Sure, being able to switch off the subtitles is great -- except that I don't understand Japanese well enough to do without the subtitles. I need those subtitles.
Switching the audio stream is great too -- if I wanted to watch a dubbed DVD rip, which I don't. And only a single audio stream bloats the file anyway!
Oh, and I can't even play the content anyway, so thanks but no thanks anyway.
However, sometimes you just don't have a choice if you want to catch those episodes of your favourite fansub. So what to do? Well, re-encode the video to use XviD/MP3, of course! Surely that is a worthy use of those hyperthreaded gigahertzes available to me!

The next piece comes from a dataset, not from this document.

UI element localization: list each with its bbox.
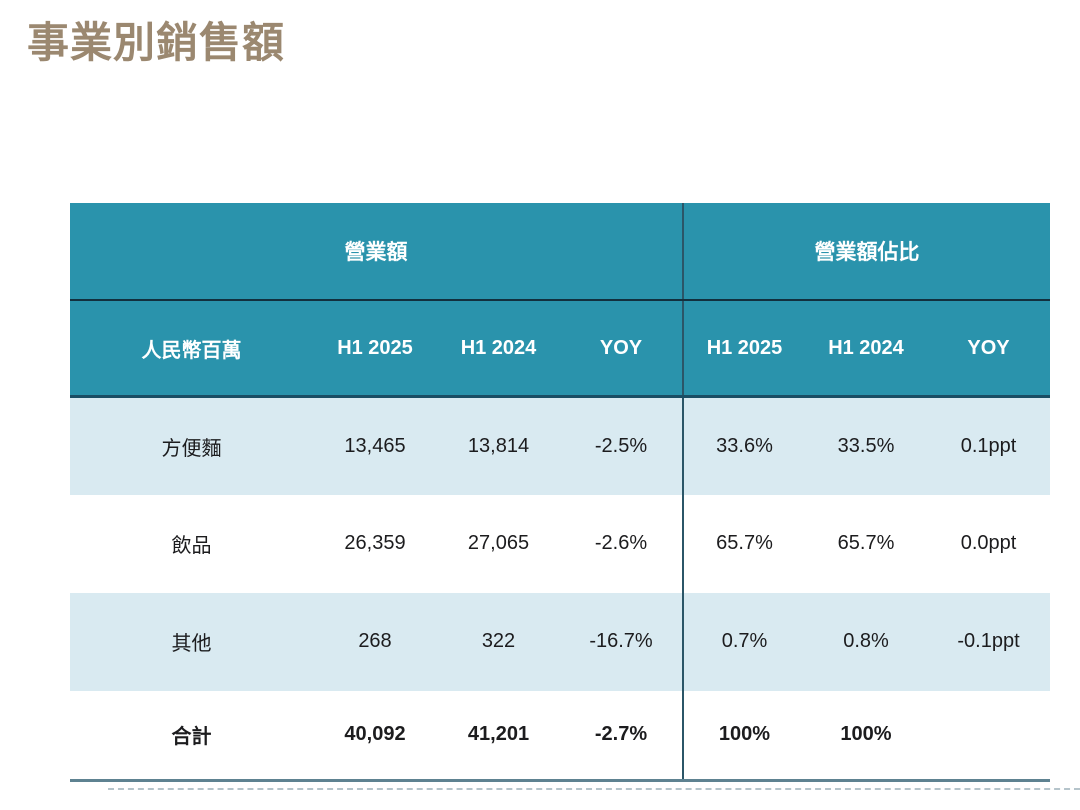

Except that this one file has had me stumped for weeks. No matter what I did, I could not get the audio and video to sync up. The audio was perfectly in sync with the subtitles, but the video always ran a bit before the audio. I calculated the framerates that should be correct, but that didn't work either.

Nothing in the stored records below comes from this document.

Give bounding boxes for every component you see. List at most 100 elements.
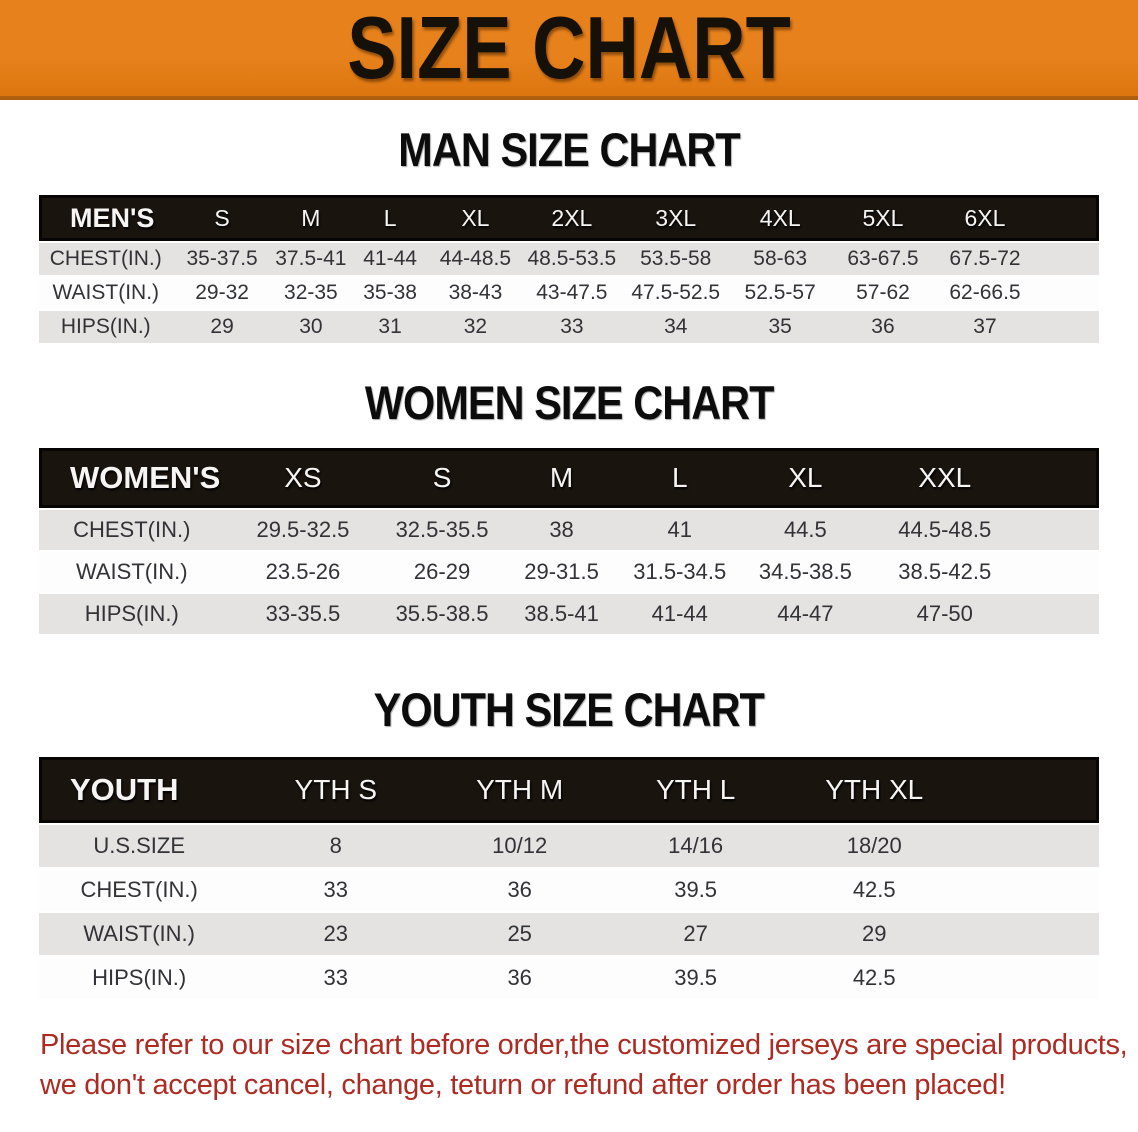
- size-cell: 39.5: [607, 867, 785, 911]
- size-cell: 8: [239, 823, 433, 867]
- size-table-header-row: WOMEN'S XS S M L XL XXL: [39, 448, 1099, 508]
- size-cell: 48.5-53.5: [520, 241, 624, 275]
- size-cell: 57-62: [831, 275, 935, 309]
- size-cell: 32.5-35.5: [381, 508, 503, 550]
- table-row: CHEST(IN.) 35-37.5 37.5-41 41-44 44-48.5 48.5…: [39, 241, 1099, 275]
- table-row: HIPS(IN.) 33 36 39.5 42.5: [39, 955, 1099, 999]
- size-cell: 52.5-57: [728, 275, 832, 309]
- spacer-cell: [1035, 241, 1099, 275]
- size-cell: 41-44: [350, 241, 431, 275]
- size-table-header-row: YOUTH YTH S YTH M YTH L YTH XL: [39, 757, 1099, 823]
- disclaimer-line-1: Please refer to our size chart before or…: [40, 1029, 1128, 1061]
- size-cell: 42.5: [784, 867, 965, 911]
- size-column-header: 4XL: [728, 195, 832, 241]
- spacer-cell: [1017, 448, 1099, 508]
- size-cell: 29-32: [172, 275, 272, 309]
- size-cell: 53.5-58: [623, 241, 729, 275]
- size-cell: 37.5-41: [271, 241, 351, 275]
- size-cell: 36: [432, 955, 608, 999]
- size-column-header: XXL: [871, 448, 1018, 508]
- spacer-cell: [1017, 508, 1099, 550]
- size-cell: 62-66.5: [934, 275, 1036, 309]
- size-column-header: L: [350, 195, 431, 241]
- size-cell: 41-44: [620, 592, 740, 634]
- size-column-header: S: [381, 448, 503, 508]
- row-label: CHEST(IN.): [39, 867, 240, 911]
- size-cell: 44-47: [739, 592, 872, 634]
- table-row: CHEST(IN.) 33 36 39.5 42.5: [39, 867, 1099, 911]
- size-cell: 44.5-48.5: [871, 508, 1018, 550]
- spacer-cell: [1035, 275, 1099, 309]
- row-label: HIPS(IN.): [39, 955, 240, 999]
- size-cell: 23: [239, 911, 433, 955]
- size-cell: 47.5-52.5: [623, 275, 729, 309]
- table-row: WAIST(IN.) 23.5-26 26-29 29-31.5 31.5-34.5 34…: [39, 550, 1099, 592]
- size-table-header-row: MEN'S S M L XL 2XL 3XL 4XL 5XL 6XL: [39, 195, 1099, 241]
- youth-size-section: YOUTH YTH S YTH M YTH L YTH XL U.S.SIZE 8 10/12…: [0, 757, 1138, 999]
- spacer-cell: [1035, 309, 1099, 343]
- size-cell: 31.5-34.5: [620, 550, 740, 592]
- spacer-cell: [964, 955, 1099, 999]
- youth-section-title: YOUTH SIZE CHART: [373, 683, 765, 736]
- size-column-header: YTH M: [432, 757, 608, 823]
- size-cell: 32: [430, 309, 521, 343]
- spacer-cell: [964, 911, 1099, 955]
- size-cell: 33-35.5: [224, 592, 382, 634]
- banner-title: SIZE CHART: [347, 0, 791, 97]
- size-cell: 44-48.5: [430, 241, 521, 275]
- spacer-cell: [1017, 592, 1099, 634]
- size-cell: 26-29: [381, 550, 503, 592]
- size-column-header: YTH S: [239, 757, 433, 823]
- table-group-label: MEN'S: [39, 195, 173, 241]
- size-column-header: XS: [224, 448, 382, 508]
- table-row: WAIST(IN.) 29-32 32-35 35-38 38-43 43-47.5 47.…: [39, 275, 1099, 309]
- table-row: HIPS(IN.) 29 30 31 32 33 34 35 36 37: [39, 309, 1099, 343]
- size-cell: 44.5: [739, 508, 872, 550]
- size-column-header: M: [271, 195, 351, 241]
- size-chart-banner: SIZE CHART: [0, 0, 1138, 100]
- size-column-header: L: [620, 448, 740, 508]
- size-cell: 33: [239, 955, 433, 999]
- size-cell: 63-67.5: [831, 241, 935, 275]
- size-cell: 38: [502, 508, 621, 550]
- size-cell: 14/16: [607, 823, 785, 867]
- size-column-header: 5XL: [831, 195, 935, 241]
- size-cell: 25: [432, 911, 608, 955]
- spacer-cell: [1035, 195, 1099, 241]
- size-cell: 67.5-72: [934, 241, 1036, 275]
- row-label: HIPS(IN.): [39, 309, 173, 343]
- table-group-label: WOMEN'S: [39, 448, 225, 508]
- table-row: HIPS(IN.) 33-35.5 35.5-38.5 38.5-41 41-44 44-…: [39, 592, 1099, 634]
- row-label: WAIST(IN.): [39, 911, 240, 955]
- men-size-section: MEN'S S M L XL 2XL 3XL 4XL 5XL 6XL CHEST(IN.) 35-37…: [0, 195, 1138, 343]
- size-cell: 27: [607, 911, 785, 955]
- size-cell: 10/12: [432, 823, 608, 867]
- row-label: WAIST(IN.): [39, 550, 225, 592]
- size-cell: 39.5: [607, 955, 785, 999]
- size-cell: 58-63: [728, 241, 832, 275]
- size-cell: 34.5-38.5: [739, 550, 872, 592]
- size-cell: 29.5-32.5: [224, 508, 382, 550]
- women-size-table: WOMEN'S XS S M L XL XXL CHEST(IN.) 29.5-32.5 32.5…: [39, 448, 1099, 634]
- spacer-cell: [964, 757, 1099, 823]
- row-label: CHEST(IN.): [39, 241, 173, 275]
- size-cell: 35.5-38.5: [381, 592, 503, 634]
- size-cell: 35-37.5: [172, 241, 272, 275]
- size-cell: 35: [728, 309, 832, 343]
- row-label: HIPS(IN.): [39, 592, 225, 634]
- disclaimer-note: Please refer to our size chart before or…: [40, 1025, 1138, 1105]
- size-cell: 42.5: [784, 955, 965, 999]
- size-cell: 47-50: [871, 592, 1018, 634]
- size-cell: 32-35: [271, 275, 351, 309]
- youth-size-table: YOUTH YTH S YTH M YTH L YTH XL U.S.SIZE 8 10/12…: [39, 757, 1099, 999]
- row-label: WAIST(IN.): [39, 275, 173, 309]
- size-cell: 23.5-26: [224, 550, 382, 592]
- size-column-header: YTH XL: [784, 757, 965, 823]
- size-column-header: YTH L: [607, 757, 785, 823]
- size-column-header: M: [502, 448, 621, 508]
- size-cell: 18/20: [784, 823, 965, 867]
- row-label: CHEST(IN.): [39, 508, 225, 550]
- size-cell: 36: [831, 309, 935, 343]
- table-row: CHEST(IN.) 29.5-32.5 32.5-35.5 38 41 44.5 44.5…: [39, 508, 1099, 550]
- size-cell: 37: [934, 309, 1036, 343]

Today I found out that the MKV-container supports variable framerates. WTF is up with that -- what is the use of variable framerates in a file format that works with keyframes and delta-frames anyway?
Apparently someone thought it was a good idea to introduce variable framerates -- and while AviSynth produced 23.976 frames per second, the skipped frames were served before their time had come, which resulted in the video moving faster than the audio.
I had to upgrade to version 2.5.6 to be able to use the 'convertfps' parameter of DirectShowSource, which inserts frames to get a constant framerate.
And now it works. Which is cool, because now I can convert those unplayable files into something manageble. And the re-coded AVI file is 136MB smaller than the original MKV file to boot!